Levine also does a good job of describing the technological hurdles that have to be overcome to reach those performance criteria. He focuses on the efforts of two institutions, Argonne National Laboratories, (a government-associated facility) and Envia Systems, Inc. (a Silicon Valley start-up company).

His description of the organizational and managerial struggles at both institutions, while accurate, did not interest me much. Who cares what building number at Argonne housed the battery team? And who cares whether various members of the team received promotions from A-6 to A-7? Dealing with petty jealousies may be an important aspect of research and development, but it makes for tedious reading or listening. Too much of the book is devoted to describing the managerial decisions taken at both institutions, and far too much is devoted to describing the preparation of a particular bid by Argonne to the Department of Energy.

Some of the tedium in the story might be justified if “the battery to save the world” had actually been developed. But, spoiler alert: alas, although the 400 kw-hr/kg criterion has been met in small, coin-sized cells, no large scale battery has yet been built that can maintain that energy density for more than a few cycles.
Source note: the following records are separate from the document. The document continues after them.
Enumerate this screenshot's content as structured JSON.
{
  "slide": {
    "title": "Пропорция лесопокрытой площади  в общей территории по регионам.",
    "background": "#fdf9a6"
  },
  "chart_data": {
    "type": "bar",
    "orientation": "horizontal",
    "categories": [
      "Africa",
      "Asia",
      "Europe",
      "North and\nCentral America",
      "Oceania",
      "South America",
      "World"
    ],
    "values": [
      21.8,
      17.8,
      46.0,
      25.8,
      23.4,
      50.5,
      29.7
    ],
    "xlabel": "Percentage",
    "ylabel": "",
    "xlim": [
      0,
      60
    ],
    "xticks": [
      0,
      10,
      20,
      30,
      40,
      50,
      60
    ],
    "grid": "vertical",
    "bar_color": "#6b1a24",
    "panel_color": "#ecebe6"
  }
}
Part of the problem is that if you change any one part of a battery, there can be unforeseen consequences over time, which can’t be predicted by testing. Another challenge is finding the right composition of coatings for the batteries in order to stabilize the voltage. Efficient manufacturing processes represent yet another obstacle. There is much that can go wrong, and a great deal of money and effort is necessary to achieve success.

Thus, battery research must continue, and so the story has not yet ended. As of now, however, an affordable fully electric powered automobile is still a thing of the future. Elon Musk’s Tesla is a great performing car, but it is very expensive. Chevrolet’s Volt, while more affordable, is not fully electric. Stay tuned—on your battery powered radio.

A Tesla Roadster battery pack, via Getty Images.

A Tesla Roadster battery pack, via Getty Images.

Evaluation: This book may prove of most interest to those in fields of research and development, and especially in the management issues posed in those circumstances.

Rating: 3/5

A Note on the Audio Production: Narrator Mike Chamberlain does his best to keep listeners engaged in some difficult subject matter.

Run time: 10 hrs, 48 mins. Available as an unabridged digital download from Penguin Audio (2015).